In its second section, the piece presents a somber F-minor funeral march that modulates into a stunning lagrimoso A♭-major melody, relying heavily on augmented fifths to convey what can be viewed as a sort of dismal sense of hope.

The piece then leads into a heroic, powerful warrior march, whose valiant and triumphant chords are backed by powerful cascades of ostinato octaves in the bass. This theme builds in intensity until it reaches a fortissimo peak, at which point it breaks suddenly into its conclusion.

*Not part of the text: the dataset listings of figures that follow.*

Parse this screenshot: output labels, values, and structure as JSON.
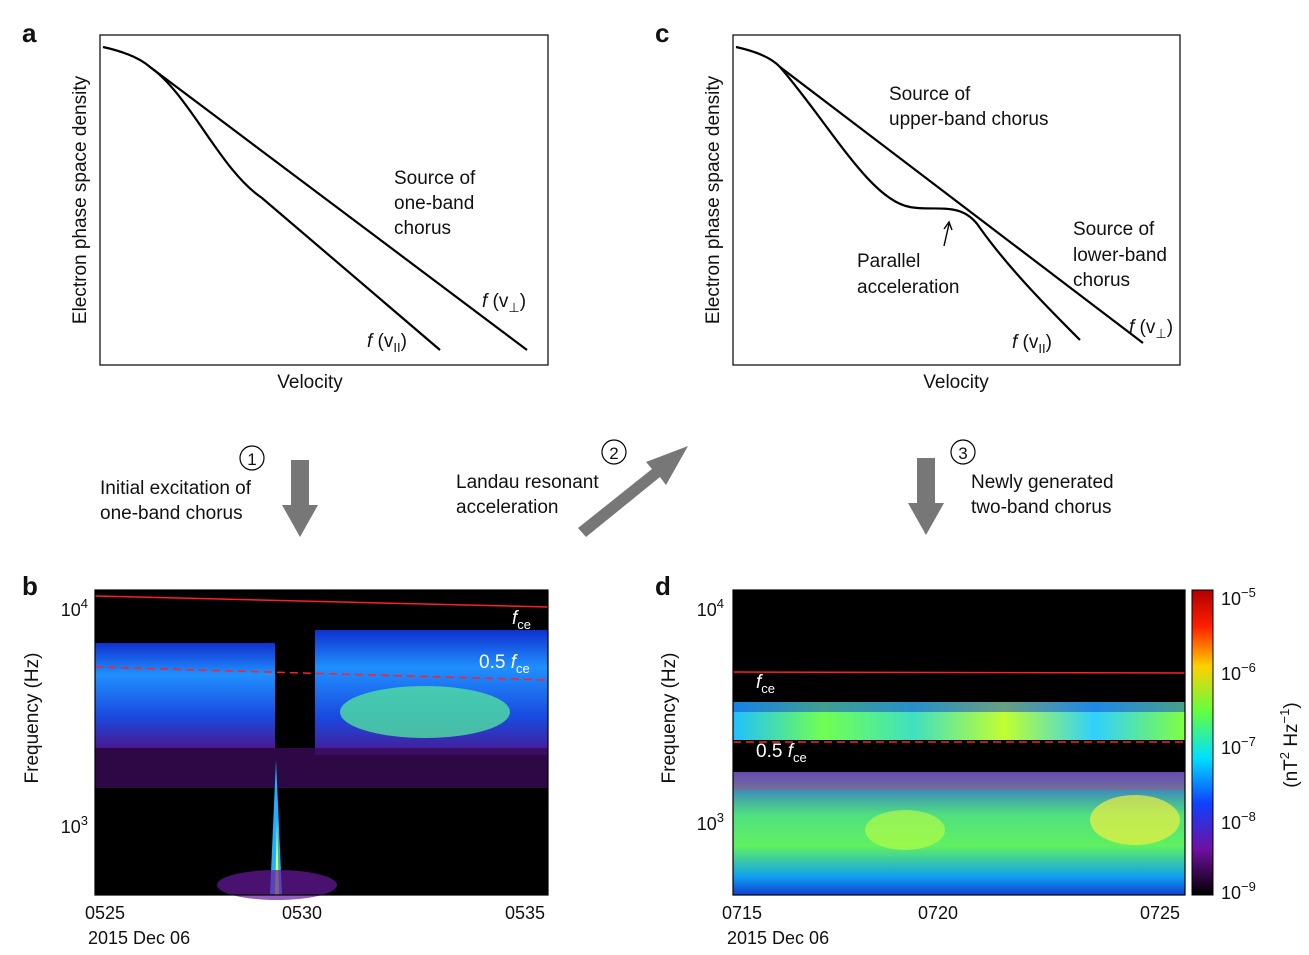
{
  "panel_a": {
    "letter": "a",
    "y_label": "Electron phase space density",
    "x_label": "Velocity",
    "source_label": [
      "Source of",
      "one-band",
      "chorus"
    ],
    "curve_parallel": {
      "f": "f",
      "v": " (v",
      "sub": "II",
      "close": ")"
    },
    "curve_perp": {
      "f": "f",
      "v": " (v",
      "sub": "⊥",
      "close": ")"
    }
  },
  "panel_c": {
    "letter": "c",
    "y_label": "Electron phase space density",
    "x_label": "Velocity",
    "upper_source": [
      "Source of",
      "upper-band chorus"
    ],
    "lower_source": [
      "Source of",
      "lower-band",
      "chorus"
    ],
    "parallel_label": [
      "Parallel",
      "acceleration"
    ],
    "curve_parallel": {
      "f": "f",
      "v": " (v",
      "sub": "II",
      "close": ")"
    },
    "curve_perp": {
      "f": "f",
      "v": " (v",
      "sub": "⊥",
      "close": ")"
    }
  },
  "steps": [
    {
      "number": "1",
      "lines": [
        "Initial excitation of",
        "one-band chorus"
      ]
    },
    {
      "number": "2",
      "lines": [
        "Landau resonant",
        "acceleration"
      ]
    },
    {
      "number": "3",
      "lines": [
        "Newly generated",
        "two-band chorus"
      ]
    }
  ],
  "panel_b": {
    "letter": "b",
    "y_label": "Frequency (Hz)",
    "y_ticks": [
      {
        "base": "10",
        "exp": "4"
      },
      {
        "base": "10",
        "exp": "3"
      }
    ],
    "x_ticks": [
      "0525",
      "0530",
      "0535"
    ],
    "date": "2015 Dec 06",
    "fce_label": {
      "f": "f",
      "sub": "ce"
    },
    "half_fce_label": {
      "prefix": "0.5 ",
      "f": "f",
      "sub": "ce"
    }
  },
  "panel_d": {
    "letter": "d",
    "y_label": "Frequency (Hz)",
    "y_ticks": [
      {
        "base": "10",
        "exp": "4"
      },
      {
        "base": "10",
        "exp": "3"
      }
    ],
    "x_ticks": [
      "0715",
      "0720",
      "0725"
    ],
    "date": "2015 Dec 06",
    "fce_label": {
      "f": "f",
      "sub": "ce"
    },
    "half_fce_label": {
      "prefix": "0.5 ",
      "f": "f",
      "sub": "ce"
    },
    "colorbar": {
      "ticks": [
        {
          "base": "10",
          "exp": "−5"
        },
        {
          "base": "10",
          "exp": "−6"
        },
        {
          "base": "10",
          "exp": "−7"
        },
        {
          "base": "10",
          "exp": "−8"
        },
        {
          "base": "10",
          "exp": "−9"
        }
      ],
      "label": {
        "open": "(nT",
        "exp1": "2",
        "mid": " Hz",
        "exp2": "−1",
        "close": ")"
      }
    }
  }
}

It is in this conclusion that Liszt reintroduces each theme from the piece, beginning with the funeral march theme, this time more powerful and emphatic. He then briefly reiterates parts of the A♭-major theme before bringing back the left-hand octave-driven warrior march. However, rather than allowing this theme's intensity to take control again, he limits its duration and ends the piece with a sudden drop into quiet, open staccatissimo chords.

==History and significance==
Funérailles is subtitled "October 1849". This has often been interpreted as a sort of funeral speech for Liszt's friend Frédéric Chopin, who died on 17 October 1849, and also due to fact that the piece's left-hand octaves are closely related to the central section of Chopin's "Heroic" Polonaise in A-flat major, Op. 53, written seven years earlier.

However, Liszt said that it was not written with Chopin in mind, but was instead meant as a tribute to three of his friends who suffered in the failed Hungarian uprising against Habsburg rule in 1848. They were Prince Felix Lichnowsky, Count László Teleki and the Hungarian Prime Minister, Count Lajos Batthyány. Batthyány was executed on 6 October 1849 for his part in the uprising, Lichnowsky was beaten to death by an angry mob, and Teleki was forced to live in exile for more than ten years.